A cancer diagnosis is difficult. A diagnosis of pediatric brain cancer called Medulloblastomas is beyond difficult. Consider evidence-based, non-toxic therapies to treat this pediatric brain cancer.
Pediatric brain cancer is really tough to treat. Chemo and radiation just don’t work and they can result in awful side effects. Curcumin is both apoptotic and can synergies with chemo to enhance it’s efficacy while it minimizes it’s toxicity.
I have to cut the authors of the article some slack because they are writing about curcumin and pediatric cancer. I understand that kids and their caregivers may not know about the prevalence of curcumin as both a primary and integrative therapy for most cancers. Including my cancer called multiple myeloma. An “incurable” blood cancer…
When I was first diagnosed with MM I was told that the life expectancy of a MM patient was 3-5 years. That was back in 1994. I have learned that conventional (FDA approved) oncology is limited when it comes to many cancers such as MM and medulloblastoma.
I continue to take curcumin daily and I am a proud survivor of antineoplaston therapy as well.
I am both a long-term cancer survivor and cancer coach. If you would like to learn more about both conventional and evidence-based non-conventional therapies please scroll down the page, post a question or comment and I will reply to you ASAP.
“About 500 children in the United States are diagnosed with medulloblastoma each year. About 20% of childhood brain tumors are medulloblastoma, making it the most common cancerous brain tumor in children.
The chance of developing medulloblastoma decreases with age. More than 70% of medulloblastomas occur in children younger than 10. Most medulloblastomas occur in children between the ages of 5 and 9.
Medulloblastoma can also occur in adults, but it is less common. About one-third of medulloblastoma cases in the United States occur in adults between the ages of 20 and 44.
The survival rate tells you what percent of children live after the tumor is found. Percent means how many out of 100. For children with medulloblastoma, the survival rate depends on several factors, including the risk level for this disease and the child’s age when diagnosed. Children who are younger than 3 may have a lower survival rate because not all safe and effective treatments can be used in this age group.

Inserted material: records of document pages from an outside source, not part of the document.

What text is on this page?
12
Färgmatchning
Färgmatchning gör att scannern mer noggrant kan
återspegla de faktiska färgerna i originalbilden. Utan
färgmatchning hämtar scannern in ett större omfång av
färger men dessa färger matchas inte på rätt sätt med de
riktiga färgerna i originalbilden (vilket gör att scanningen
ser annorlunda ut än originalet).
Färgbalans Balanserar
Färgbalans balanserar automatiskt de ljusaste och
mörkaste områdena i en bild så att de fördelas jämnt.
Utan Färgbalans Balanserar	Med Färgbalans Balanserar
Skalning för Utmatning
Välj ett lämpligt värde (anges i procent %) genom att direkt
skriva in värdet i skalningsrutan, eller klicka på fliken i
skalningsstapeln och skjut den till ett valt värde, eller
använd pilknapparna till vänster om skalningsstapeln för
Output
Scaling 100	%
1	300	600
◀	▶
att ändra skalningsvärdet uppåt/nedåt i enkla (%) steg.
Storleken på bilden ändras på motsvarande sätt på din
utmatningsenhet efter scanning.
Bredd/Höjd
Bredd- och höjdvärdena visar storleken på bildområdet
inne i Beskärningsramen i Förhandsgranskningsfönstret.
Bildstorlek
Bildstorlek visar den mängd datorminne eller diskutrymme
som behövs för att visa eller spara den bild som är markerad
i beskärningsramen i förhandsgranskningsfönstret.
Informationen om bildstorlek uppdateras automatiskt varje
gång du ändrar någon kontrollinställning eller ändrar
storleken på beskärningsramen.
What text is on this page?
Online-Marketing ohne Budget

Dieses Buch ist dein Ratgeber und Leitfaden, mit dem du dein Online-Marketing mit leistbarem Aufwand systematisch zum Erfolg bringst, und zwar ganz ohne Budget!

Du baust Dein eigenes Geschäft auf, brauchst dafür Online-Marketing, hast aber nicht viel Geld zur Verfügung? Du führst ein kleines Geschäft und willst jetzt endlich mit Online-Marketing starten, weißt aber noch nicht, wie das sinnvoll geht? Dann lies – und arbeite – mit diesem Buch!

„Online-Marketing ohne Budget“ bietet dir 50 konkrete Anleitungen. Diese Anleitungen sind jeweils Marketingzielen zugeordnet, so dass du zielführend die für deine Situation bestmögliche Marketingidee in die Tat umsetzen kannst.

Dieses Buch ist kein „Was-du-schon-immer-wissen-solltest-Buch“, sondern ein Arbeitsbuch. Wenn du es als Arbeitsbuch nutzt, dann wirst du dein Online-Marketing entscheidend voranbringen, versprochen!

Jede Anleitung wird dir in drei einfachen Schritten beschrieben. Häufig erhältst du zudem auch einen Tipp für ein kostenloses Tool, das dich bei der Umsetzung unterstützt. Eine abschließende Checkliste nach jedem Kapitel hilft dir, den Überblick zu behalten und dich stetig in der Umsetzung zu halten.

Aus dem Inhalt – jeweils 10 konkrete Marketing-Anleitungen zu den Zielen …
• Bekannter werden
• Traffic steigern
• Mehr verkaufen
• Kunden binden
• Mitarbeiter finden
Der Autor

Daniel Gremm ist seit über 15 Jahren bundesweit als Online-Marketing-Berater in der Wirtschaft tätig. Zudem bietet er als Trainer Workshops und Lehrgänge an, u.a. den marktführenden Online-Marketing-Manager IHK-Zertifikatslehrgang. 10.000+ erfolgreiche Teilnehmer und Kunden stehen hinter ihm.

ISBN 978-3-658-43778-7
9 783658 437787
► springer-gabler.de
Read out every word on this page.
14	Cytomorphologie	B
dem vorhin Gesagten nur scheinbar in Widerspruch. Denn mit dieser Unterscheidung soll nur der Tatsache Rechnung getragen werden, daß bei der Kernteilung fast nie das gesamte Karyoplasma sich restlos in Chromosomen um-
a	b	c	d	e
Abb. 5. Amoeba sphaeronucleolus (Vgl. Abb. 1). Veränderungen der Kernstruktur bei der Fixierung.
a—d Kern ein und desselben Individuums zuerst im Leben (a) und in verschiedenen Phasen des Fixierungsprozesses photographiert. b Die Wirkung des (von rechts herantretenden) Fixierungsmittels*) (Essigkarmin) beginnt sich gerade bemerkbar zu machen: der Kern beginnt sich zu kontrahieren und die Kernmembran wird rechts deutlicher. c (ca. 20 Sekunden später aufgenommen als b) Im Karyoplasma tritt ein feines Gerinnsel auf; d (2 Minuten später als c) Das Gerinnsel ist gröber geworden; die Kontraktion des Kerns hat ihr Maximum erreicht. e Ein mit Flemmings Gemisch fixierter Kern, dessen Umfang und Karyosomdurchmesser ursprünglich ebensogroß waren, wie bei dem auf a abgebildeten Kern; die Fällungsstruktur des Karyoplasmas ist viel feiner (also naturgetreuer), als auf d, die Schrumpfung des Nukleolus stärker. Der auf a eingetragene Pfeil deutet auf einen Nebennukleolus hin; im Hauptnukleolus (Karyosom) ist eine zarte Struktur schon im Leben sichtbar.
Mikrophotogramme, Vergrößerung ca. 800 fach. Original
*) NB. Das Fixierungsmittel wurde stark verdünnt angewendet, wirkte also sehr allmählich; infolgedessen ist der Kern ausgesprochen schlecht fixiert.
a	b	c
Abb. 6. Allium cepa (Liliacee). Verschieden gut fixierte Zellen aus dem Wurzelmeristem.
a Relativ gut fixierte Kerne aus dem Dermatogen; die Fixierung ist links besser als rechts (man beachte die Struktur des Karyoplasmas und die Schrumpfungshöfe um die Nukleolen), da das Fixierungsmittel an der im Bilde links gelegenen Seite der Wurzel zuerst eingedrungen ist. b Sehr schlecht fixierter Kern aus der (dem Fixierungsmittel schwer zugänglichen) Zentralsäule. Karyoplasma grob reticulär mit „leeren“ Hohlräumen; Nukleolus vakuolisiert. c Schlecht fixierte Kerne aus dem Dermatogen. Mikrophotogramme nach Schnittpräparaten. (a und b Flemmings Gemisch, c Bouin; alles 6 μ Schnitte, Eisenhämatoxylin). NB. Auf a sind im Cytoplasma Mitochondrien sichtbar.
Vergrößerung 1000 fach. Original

Overall, the survival rate for children with medulloblastoma that has not spread is about 70% The survival rate if the medulloblastoma has spread to the spinal cord is about 60%…”
“Background– Medulloblastoma is the most common brain tumor in children, and its prognosis is worse than for many other common pediatric cancers. Survivors undergoing treatment suffer from serious therapy-related side effects. Thus, it is imperative to identify safer, effective treatments for medulloblastoma. In this study we evaluated the anti-cancer potential of curcumin in medulloblastoma by testing its ability to induce apoptosis and inhibit tumor growth in vitro and in vivo using established medulloblastoma models…
Results- Curcumin induced apoptosis and cell cycle arrest at the G2/M phase in medulloblastoma cells… In in vivo medulloblastoma xenografts, curcumin reduced tumor growth and significantly increased survival in the Smo/Smo transgenic medulloblastoma mouse model…
Conclusions-The in vitro and in vivo data suggest that curcumin has the potential to be developed as a therapeutic agent for medulloblastoma…”
“Primitive neuroectodermal tumors (PNETs) are usually successfully treated with craniospinal radiation and chemotherapy; however, difficulties with standard treatment can be encountered in very young children, in adult patients at high risk of complication from standard treatment, and in patients with recurrent tumors.
Thirteen children, either with recurrent disease or high risk, were treated in phase II studies with antineoplastons (ANP). The median age of patients was 5 years, 7 months (range, 1-11).
Previous treatments included surgery in 12 patients (1 had biopsy only, suboccipital craniotomy), chemotherapy in 6 patients, and radiation therapy in 6 patients. Six patients had not received prior chemotherapy or radiation. The treatment consisted of intravenous infusions of 2 formulations of ANP, A10 and AS2-1, and was administered for an average of 20 months.
The average dosage of A10 was 10.3 g/kg/d and of AS2-1 was 0.38 g/kg/d. Complete response was accomplished in 23%, partial response in 8%, stable disease in 31%, and progressive disease in 38% of cases.
Six patients (46%) survived more than 5 years from initiation of ANP; 5 were not treated earlier with radiation therapy or chemotherapy. The serious side effects included single occurrences of fever, granulocytopenia, and anemia.
The study is ongoing and accruing additional patients. The percentage of patients’ response is lower than for standard treatment of favorable PNET, but long-term survival in poor-risk cases and reduced toxicity makes ANP promising for very young children, patients at high risk of complication of standard therapy, and patients with recurrent tumors.”